Here is a more extended example using xtargets:
DOC1: <cesDoc version="3.24">
<cesHeader version="2.3">
...
</cesHeader>
<text>
<body id="b1">
<div type=sample id="d1">
<p id="d1p1">
<s id="d1p1s1">J'ai donc dû choisir un autre métier
et j'ai appris à piloter des avions.</s>
<s id="d1p1s2">J'ai volé un peu partout dans le monde.</s>
<s id="d1p1s3">Et la géographie, c'est exact, m'a beaucoup servi.</s>
<s id="d1p1s4">Je savais reconnaître, du premier coup d'oeil, la Chine
de l'Arizona.</s>
<s id="d1p1s5">C'est très utile, si l'on est égaré pendant la nuit.</s>
</p>
</div>
</body>
</text>
</cesDoc>
DOC2: <cesDoc version="3.24">
<cesHeader version="2.3">
...
</cesHeader>
<text>
<body id="b1">
<div type=sample id="d1">
<p id="d1p1">
<s id="d1p1s1">So then I chose another profession, and learned to
pilot aeroplanes.</s>
<s id="d1p1s2">I have flown a little over all parts of the world;
and it is true that geography has been very useful to me.</s>
<s id="d1p1s3">At a glance I can distinguish China from Arizona.</s>
<s id="d1p1s4">If one gets lost in the night, such knowledge is
valuable.</s>
</p>
</div>
</body>
</text>
</cesDoc>
ALIGN DOC:
<cesAlign type=sent version=1.6>
<cesHeader version="2.3">
...
<translations>
<translation trans.loc="text-f.sgml" lang=fr wsd="ISO8859-1" n=1>
<translation trans.loc="text-e.sgml" lang=en wsd="ISO8859-1" n=2>
</translations>
</cesHeader>
<linkList>
<!-- sentence alignments -->
<linkGrp domains="d1 d1" targType="s">
<link xtargets="d1p1s1 ; d1p1s1">
<link xtargets="d1p1s2 d1p1s3 ; d1p1s2">
<link xtargets="d1p1s4 ; d1p1s3">
<link xtargets="d1p1s5 ; d1p1s4">
</linkGrp>
</linkList>
</cesAlign>
If the data to be aligned comprise the content of entire SGML elements (such as <s>, <p>, etc.), and when only two files are to be aligned, the fromLoc and toLoc attributes on the <link> element can be used to accomplish the aliignment. For example:
<link fromLoc="2.1.1.1.2.1" toLoc="2.1.1.1.3.2">
When the data does not comprise the entire content of an SGML element, it must be referenced by the method outlined in section 5.1., Locators.

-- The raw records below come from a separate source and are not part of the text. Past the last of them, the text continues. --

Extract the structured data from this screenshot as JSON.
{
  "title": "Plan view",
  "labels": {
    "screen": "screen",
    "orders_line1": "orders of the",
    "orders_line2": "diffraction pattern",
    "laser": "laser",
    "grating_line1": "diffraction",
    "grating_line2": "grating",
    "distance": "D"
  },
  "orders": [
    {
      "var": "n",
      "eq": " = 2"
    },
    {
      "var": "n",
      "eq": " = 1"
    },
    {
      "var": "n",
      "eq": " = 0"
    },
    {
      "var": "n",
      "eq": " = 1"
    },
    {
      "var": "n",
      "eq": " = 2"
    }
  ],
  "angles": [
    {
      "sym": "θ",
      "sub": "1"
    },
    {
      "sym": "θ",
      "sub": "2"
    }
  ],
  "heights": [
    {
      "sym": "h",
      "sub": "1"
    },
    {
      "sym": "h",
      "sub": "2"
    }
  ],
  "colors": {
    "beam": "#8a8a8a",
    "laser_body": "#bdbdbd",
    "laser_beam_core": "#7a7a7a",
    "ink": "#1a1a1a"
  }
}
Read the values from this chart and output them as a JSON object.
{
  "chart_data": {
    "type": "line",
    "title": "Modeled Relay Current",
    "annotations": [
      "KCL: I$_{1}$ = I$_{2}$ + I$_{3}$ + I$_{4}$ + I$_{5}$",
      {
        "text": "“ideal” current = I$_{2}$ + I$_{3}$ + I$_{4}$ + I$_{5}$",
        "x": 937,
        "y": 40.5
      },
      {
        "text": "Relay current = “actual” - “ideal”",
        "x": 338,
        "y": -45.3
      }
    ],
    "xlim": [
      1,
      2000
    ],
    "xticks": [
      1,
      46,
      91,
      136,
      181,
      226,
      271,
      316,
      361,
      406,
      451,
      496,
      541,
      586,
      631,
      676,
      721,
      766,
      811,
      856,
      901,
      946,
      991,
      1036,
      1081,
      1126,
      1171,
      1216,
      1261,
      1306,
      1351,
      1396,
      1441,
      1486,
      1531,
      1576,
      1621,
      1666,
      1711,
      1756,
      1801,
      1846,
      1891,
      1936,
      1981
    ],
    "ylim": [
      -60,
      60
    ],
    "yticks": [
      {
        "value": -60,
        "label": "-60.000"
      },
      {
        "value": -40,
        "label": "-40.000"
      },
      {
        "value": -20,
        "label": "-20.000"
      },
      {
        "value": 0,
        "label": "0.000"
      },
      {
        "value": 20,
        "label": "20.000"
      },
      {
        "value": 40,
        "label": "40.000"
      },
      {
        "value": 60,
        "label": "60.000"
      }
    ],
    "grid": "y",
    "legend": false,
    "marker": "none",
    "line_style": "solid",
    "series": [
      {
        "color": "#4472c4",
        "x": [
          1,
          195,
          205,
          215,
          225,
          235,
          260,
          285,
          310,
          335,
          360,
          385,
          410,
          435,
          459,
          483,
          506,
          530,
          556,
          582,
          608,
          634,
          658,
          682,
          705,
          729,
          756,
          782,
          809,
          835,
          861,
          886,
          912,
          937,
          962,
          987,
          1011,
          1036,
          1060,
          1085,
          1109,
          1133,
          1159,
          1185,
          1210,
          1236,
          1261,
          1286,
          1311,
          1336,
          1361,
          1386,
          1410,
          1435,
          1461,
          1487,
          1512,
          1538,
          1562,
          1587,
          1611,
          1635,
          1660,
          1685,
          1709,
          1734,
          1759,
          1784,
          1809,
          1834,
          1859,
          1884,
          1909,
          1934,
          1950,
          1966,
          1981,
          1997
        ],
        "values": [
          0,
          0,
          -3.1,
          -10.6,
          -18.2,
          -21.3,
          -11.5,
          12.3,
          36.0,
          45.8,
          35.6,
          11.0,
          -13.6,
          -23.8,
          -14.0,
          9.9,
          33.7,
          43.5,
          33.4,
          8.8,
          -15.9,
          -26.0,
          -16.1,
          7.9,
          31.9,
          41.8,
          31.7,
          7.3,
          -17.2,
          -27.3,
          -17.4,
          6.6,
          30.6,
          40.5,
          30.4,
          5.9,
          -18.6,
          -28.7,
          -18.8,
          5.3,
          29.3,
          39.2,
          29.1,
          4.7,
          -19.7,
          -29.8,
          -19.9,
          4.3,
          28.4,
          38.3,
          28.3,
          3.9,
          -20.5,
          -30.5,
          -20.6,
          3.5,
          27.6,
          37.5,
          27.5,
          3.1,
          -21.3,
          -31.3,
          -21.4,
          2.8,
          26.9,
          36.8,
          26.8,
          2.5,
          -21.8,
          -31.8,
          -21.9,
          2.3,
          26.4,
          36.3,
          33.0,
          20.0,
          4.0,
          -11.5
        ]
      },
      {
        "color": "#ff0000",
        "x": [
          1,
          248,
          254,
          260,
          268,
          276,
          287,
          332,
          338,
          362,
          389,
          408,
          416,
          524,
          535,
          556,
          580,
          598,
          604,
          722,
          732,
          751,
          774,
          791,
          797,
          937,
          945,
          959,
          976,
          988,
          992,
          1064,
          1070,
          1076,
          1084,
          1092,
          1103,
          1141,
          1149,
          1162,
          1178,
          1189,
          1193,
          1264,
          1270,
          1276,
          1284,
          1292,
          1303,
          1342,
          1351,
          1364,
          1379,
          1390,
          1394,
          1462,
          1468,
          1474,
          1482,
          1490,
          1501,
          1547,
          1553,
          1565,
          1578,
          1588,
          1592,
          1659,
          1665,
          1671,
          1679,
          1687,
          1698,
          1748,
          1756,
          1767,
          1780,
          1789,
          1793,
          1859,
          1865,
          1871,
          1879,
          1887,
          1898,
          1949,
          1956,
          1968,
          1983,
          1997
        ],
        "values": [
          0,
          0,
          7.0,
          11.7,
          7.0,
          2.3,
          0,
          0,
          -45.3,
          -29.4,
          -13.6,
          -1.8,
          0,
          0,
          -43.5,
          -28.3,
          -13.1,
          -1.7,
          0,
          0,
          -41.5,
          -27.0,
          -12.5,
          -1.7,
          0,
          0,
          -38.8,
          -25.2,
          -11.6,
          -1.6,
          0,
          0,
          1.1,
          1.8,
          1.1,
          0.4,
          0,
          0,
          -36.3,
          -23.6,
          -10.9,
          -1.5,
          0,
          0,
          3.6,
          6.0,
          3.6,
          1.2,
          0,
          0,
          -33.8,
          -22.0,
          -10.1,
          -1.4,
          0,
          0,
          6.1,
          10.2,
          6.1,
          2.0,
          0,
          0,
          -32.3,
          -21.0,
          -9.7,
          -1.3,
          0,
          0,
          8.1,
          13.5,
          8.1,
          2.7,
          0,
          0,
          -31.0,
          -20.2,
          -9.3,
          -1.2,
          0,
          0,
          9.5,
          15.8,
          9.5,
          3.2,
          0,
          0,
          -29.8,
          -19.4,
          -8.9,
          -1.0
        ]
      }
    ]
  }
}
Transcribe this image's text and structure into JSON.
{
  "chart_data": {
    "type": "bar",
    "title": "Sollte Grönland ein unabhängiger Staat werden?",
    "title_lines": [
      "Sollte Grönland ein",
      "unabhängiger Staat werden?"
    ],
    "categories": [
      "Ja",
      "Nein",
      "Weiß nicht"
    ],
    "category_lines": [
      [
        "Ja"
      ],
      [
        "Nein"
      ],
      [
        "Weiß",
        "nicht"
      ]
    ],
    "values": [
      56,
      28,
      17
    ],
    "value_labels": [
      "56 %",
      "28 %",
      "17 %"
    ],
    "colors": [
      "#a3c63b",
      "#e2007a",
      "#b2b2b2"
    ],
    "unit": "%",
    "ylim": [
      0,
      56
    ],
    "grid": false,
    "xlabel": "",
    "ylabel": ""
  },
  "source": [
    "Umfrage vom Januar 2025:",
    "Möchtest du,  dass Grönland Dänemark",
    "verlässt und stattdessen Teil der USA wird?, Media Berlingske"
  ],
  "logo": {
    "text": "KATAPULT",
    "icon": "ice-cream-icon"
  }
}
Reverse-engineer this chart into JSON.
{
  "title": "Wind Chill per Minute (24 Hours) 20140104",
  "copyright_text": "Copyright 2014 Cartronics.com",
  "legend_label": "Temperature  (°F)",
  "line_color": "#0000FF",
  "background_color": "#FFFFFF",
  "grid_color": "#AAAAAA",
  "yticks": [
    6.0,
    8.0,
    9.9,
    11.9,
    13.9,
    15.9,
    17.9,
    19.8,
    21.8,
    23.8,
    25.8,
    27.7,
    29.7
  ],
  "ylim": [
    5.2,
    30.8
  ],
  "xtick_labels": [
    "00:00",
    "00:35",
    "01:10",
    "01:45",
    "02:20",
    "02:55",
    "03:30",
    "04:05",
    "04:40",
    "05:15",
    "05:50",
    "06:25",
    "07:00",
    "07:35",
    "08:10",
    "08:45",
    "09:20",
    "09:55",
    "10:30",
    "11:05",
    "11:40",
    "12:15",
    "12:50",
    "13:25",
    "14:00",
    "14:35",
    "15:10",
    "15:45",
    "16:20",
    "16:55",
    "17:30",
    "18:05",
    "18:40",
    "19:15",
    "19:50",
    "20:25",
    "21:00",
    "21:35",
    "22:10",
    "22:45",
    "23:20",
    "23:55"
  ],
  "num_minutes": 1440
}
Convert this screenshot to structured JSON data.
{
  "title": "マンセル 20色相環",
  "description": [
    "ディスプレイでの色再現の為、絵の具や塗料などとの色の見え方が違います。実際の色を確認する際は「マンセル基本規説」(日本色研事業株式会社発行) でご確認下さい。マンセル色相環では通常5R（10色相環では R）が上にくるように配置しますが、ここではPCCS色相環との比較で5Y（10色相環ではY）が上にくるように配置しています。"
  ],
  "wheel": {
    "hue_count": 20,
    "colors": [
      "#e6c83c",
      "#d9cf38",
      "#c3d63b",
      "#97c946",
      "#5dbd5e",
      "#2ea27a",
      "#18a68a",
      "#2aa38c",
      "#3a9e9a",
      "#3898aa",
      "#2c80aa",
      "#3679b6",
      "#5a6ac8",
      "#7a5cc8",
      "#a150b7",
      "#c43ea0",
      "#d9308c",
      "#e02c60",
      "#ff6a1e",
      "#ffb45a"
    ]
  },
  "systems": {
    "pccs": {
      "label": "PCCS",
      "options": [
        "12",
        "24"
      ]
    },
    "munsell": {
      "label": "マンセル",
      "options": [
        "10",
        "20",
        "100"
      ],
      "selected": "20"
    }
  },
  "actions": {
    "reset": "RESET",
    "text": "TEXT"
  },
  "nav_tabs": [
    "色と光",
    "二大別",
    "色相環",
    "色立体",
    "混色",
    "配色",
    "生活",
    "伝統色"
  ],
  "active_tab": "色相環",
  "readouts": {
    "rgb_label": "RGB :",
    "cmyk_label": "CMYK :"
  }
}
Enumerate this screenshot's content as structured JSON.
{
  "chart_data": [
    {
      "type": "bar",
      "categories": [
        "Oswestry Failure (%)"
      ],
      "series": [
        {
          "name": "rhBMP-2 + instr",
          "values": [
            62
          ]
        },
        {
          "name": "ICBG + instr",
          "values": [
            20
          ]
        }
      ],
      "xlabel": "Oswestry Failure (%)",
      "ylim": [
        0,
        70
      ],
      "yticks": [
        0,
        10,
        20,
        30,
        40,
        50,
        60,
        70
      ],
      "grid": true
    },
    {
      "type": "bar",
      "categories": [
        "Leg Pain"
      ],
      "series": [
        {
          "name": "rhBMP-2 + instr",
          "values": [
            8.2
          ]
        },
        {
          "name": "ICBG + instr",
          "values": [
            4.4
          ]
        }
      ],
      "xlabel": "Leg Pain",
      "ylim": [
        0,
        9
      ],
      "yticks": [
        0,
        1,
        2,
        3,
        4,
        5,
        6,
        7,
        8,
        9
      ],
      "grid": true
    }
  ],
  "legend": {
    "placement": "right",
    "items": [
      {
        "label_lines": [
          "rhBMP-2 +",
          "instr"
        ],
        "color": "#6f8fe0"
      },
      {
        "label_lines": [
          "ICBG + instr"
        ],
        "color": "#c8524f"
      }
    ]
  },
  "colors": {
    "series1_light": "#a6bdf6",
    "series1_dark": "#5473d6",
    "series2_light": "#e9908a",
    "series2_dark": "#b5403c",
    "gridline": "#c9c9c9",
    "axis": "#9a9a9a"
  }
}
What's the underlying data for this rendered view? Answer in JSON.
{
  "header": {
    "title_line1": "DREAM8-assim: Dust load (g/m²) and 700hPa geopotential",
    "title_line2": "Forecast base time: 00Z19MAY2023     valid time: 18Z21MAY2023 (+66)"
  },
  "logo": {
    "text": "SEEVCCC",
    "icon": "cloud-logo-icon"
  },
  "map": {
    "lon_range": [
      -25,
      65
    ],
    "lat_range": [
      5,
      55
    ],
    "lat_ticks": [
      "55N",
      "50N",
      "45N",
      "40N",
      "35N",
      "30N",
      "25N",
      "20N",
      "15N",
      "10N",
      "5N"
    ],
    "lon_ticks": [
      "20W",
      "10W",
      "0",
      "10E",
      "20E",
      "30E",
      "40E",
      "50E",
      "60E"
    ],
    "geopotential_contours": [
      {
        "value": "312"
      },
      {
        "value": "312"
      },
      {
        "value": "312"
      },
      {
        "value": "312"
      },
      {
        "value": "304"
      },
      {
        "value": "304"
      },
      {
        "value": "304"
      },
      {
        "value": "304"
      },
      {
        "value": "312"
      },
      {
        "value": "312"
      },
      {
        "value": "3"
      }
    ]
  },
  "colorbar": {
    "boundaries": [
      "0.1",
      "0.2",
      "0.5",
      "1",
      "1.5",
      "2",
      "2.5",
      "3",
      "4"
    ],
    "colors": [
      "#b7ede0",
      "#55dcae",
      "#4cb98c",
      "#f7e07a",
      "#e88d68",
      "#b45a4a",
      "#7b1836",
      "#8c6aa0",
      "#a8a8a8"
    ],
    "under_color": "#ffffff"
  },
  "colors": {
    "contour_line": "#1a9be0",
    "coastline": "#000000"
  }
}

This demands the use of <xptr> elements, since each target must specify a starting and ending location for the referenced string in each of the aligned documents. Therefore it is necessary to specify something like the following:
<xptr id=En1 doc=EN104 from="2.1.1.1.2.1\1" to="2.1.1.1.2.1\5">
<xptr id=Fr1 doc=FR413 from="2.1.1.1.2.1\1" to="2.1.1.1.2.1\8">
<link targets="En1 Fr1">For alignments involving three or more documents, this same mechanism is used, since any number of IDs can be specified in the value field of the targets attribute on the <link> element. For example:
<xptr id=En1 doc=EN104 from="2.1.1.1.2.1\1" to="2.1.1.1.2.1\5">
<xptr id=Fr1 doc=FR413 from="2.1.1.1.2.1\1" to="2.1.1.1.2.1\8">
<xptr id=De1 doc=DE234 from="2.1.1.1.2.1\4" to="2.1.1.1.2.1\12">
<link targets="En1 Fr1 De1">One-to-many and many-to-many alignments are accomplished by using <ptr> elements to associate <xptr> elements, which then may be linked as a group using the mechanisms above. For example, this encoding aligns two sentences in one text with one in another:
<xptr id=Es43 from="2.1.1.1.2.1" to="2.1.1.1.3.2">
<xptr id=Es44 from="2.1.1.1.4.1" to="2.1.1.1.4.2">
<ptr id=Es43.44 targets="Es43 Es44" targOrder=Y>
<link id=Fs42 fromLoc="2.1.1.1.6.1" toLoc="2.1.1.1.6.2">
<link targets="Es43.44 Fs42">In an n-to-zero alignment, only one IDref would appear in the targets attribute on the <link> element.